According to the American Medical Association (AMA), physician-assisted suicide (PAS) is defined when “a physician facilitates a patient’s death by providing the necessary means and/or information to enable the patient to perform the life-ending act.” A variety of terms have historically been used to describe an event when a physician uses lethal medications on a terminally ill patient for the purpose of easing their suffering. The term “physician-assisted suicide” was conceptualized to accurately reflect the relationship between the doctor and patient while denoting the etymological roots of suicide as “auto-killing” or “self-killing.” After years of courtroom and political battles, California, Colorado, the District of Columbia, Montana, Oregon, Vermont, and Washington are the only U.S. states that currently allow PAS as a result of the Death With Dignity Act enacted in 1997. As of January 1, 2019, Hawai’i will be added to that list.

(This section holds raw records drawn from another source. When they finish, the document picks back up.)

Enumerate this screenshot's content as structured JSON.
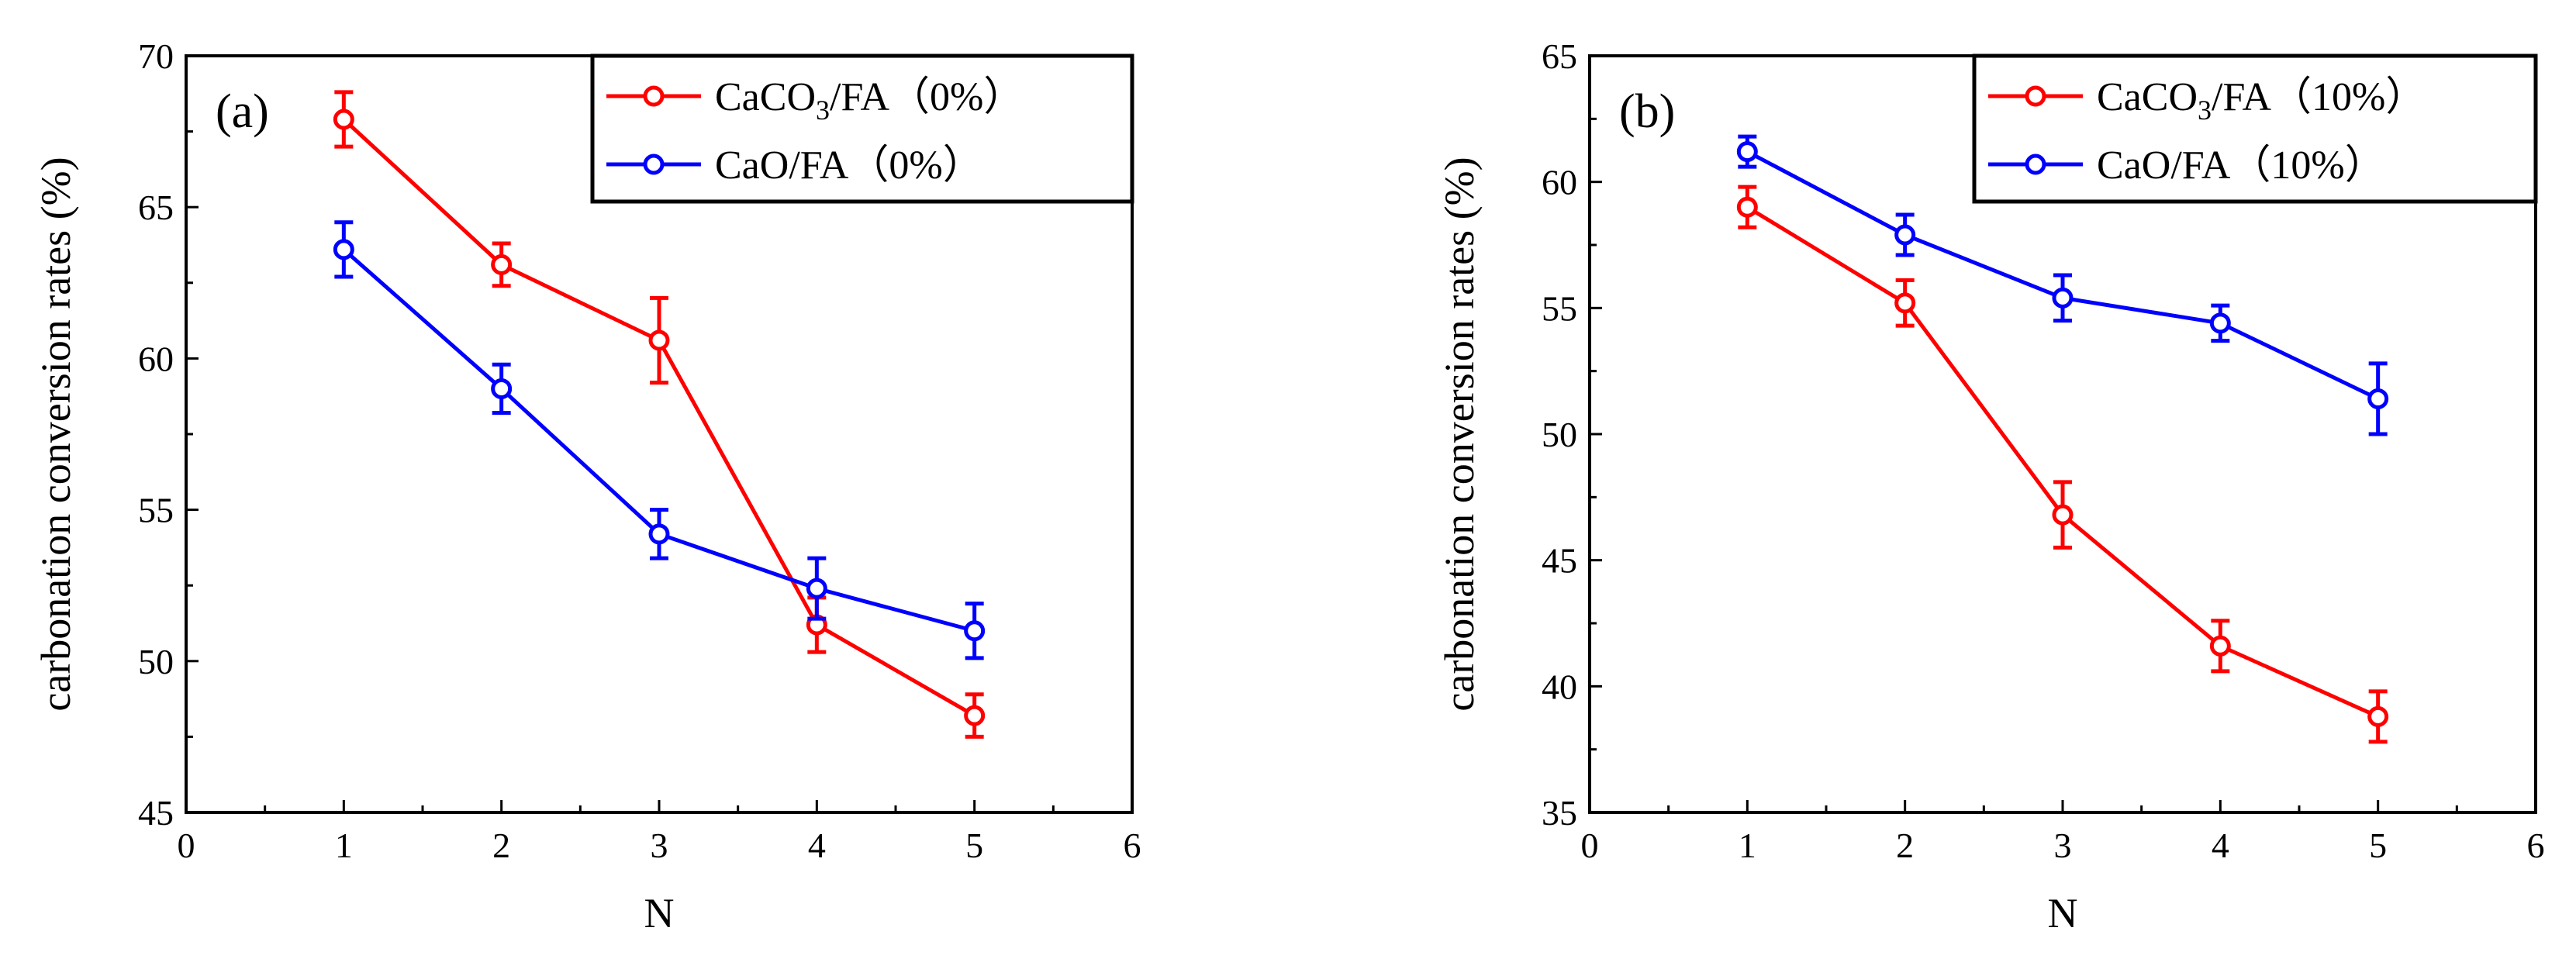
{
  "chart_data": [
    {
      "panel_label": "(a)",
      "type": "line",
      "xlabel": "N",
      "ylabel": "carbonation conversion rates (%)",
      "xlim": [
        0,
        6
      ],
      "ylim": [
        45,
        70
      ],
      "xticks": [
        0,
        1,
        2,
        3,
        4,
        5,
        6
      ],
      "yticks": [
        45,
        50,
        55,
        60,
        65,
        70
      ],
      "grid": false,
      "legend_position": "top-right",
      "series": [
        {
          "name": "CaCO3/FA (0%)",
          "legend_parts": [
            "CaCO",
            "3",
            "/FA（0%）"
          ],
          "color": "#ff0000",
          "x": [
            1,
            2,
            3,
            4,
            5
          ],
          "y": [
            67.9,
            63.1,
            60.6,
            51.2,
            48.2
          ],
          "err": [
            0.9,
            0.7,
            1.4,
            0.9,
            0.7
          ]
        },
        {
          "name": "CaO/FA (0%)",
          "legend_parts": [
            "CaO/FA（0%）",
            "",
            ""
          ],
          "color": "#0000ff",
          "x": [
            1,
            2,
            3,
            4,
            5
          ],
          "y": [
            63.6,
            59.0,
            54.2,
            52.4,
            51.0
          ],
          "err": [
            0.9,
            0.8,
            0.8,
            1.0,
            0.9
          ]
        }
      ]
    },
    {
      "panel_label": "(b)",
      "type": "line",
      "xlabel": "N",
      "ylabel": "carbonation conversion rates (%)",
      "xlim": [
        0,
        6
      ],
      "ylim": [
        35,
        65
      ],
      "xticks": [
        0,
        1,
        2,
        3,
        4,
        5,
        6
      ],
      "yticks": [
        35,
        40,
        45,
        50,
        55,
        60,
        65
      ],
      "grid": false,
      "legend_position": "top-right",
      "series": [
        {
          "name": "CaCO3/FA (10%)",
          "legend_parts": [
            "CaCO",
            "3",
            "/FA（10%）"
          ],
          "color": "#ff0000",
          "x": [
            1,
            2,
            3,
            4,
            5
          ],
          "y": [
            59.0,
            55.2,
            46.8,
            41.6,
            38.8
          ],
          "err": [
            0.8,
            0.9,
            1.3,
            1.0,
            1.0
          ]
        },
        {
          "name": "CaO/FA (10%)",
          "legend_parts": [
            "CaO/FA（10%）",
            "",
            ""
          ],
          "color": "#0000ff",
          "x": [
            1,
            2,
            3,
            4,
            5
          ],
          "y": [
            61.2,
            57.9,
            55.4,
            54.4,
            51.4
          ],
          "err": [
            0.6,
            0.8,
            0.9,
            0.7,
            1.4
          ]
        }
      ]
    }
  ]
}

The perception of PAS is a highly controversial topic within the nursing profession because it centers on the decision of terminating a human life to ease physical and emotional agony. For centuries, issues related to PAS have been zealously debated, with neither advocates nor opponents gaining much ground. Currently, those who favor PAS view the process as a peaceful and painless death while those who oppose it believe that the consequence of any form of suicide will ultimately result in irreparable legal and ethical ramifications. With recent societal and technological advancements in science and medicine, choices involving both life and death have become much more complicated in recent years. As a result of this worldwide controversy in health care, many nurses nationwide are now forced to deal with this ethical dilemma head on.
Risks and Benefits
Like many controversial topics in contemporary society, there are numerous risks and benefits nurses must be familiar with when it comes to justifying PAS. Those who support PAS argue that people should have the right to choose the timing and manner of their death in the event of an adverse clinical aftermath. Proponents of PAS strongly believe that allowing a patient to needlessly suffer can cause additional pain and distress, which can ultimately eliminate whatever shred of dignity the patient may possess. As a result of this realization, many proponents believe that PAS can provide patients with a unique treatment alternative to their incessant agony.
Despite the urgings of proponents however, many opponents argue that the sanctity of human life should be continually honored and respected in spite of physical or emotional discomfort. The argument contends that only God Himself has the authority to give and take life, and that individuals should not be allowed to take any life, including their own.
Lastly, the potential for PAS is tremendously high in vulnerable populations because of their lack of access to quality health care. Since PAS may become a cost-containment strategy that can lead to serious litigation if not performed properly, opponents strongly forbid PAS to stop these abuses from occurring.
The Impact of Nursing in Physician-Assisted Suicide
PAS is an exceptionally controversial issue because it encompasses both legal and medical ramifications centered on the individual’s unique moral and ethical principles. With the ever-expanding ability to both prolong and end life, nurses must not only remain cognizant but also prepared for any and all repercussions associated with life and death situations.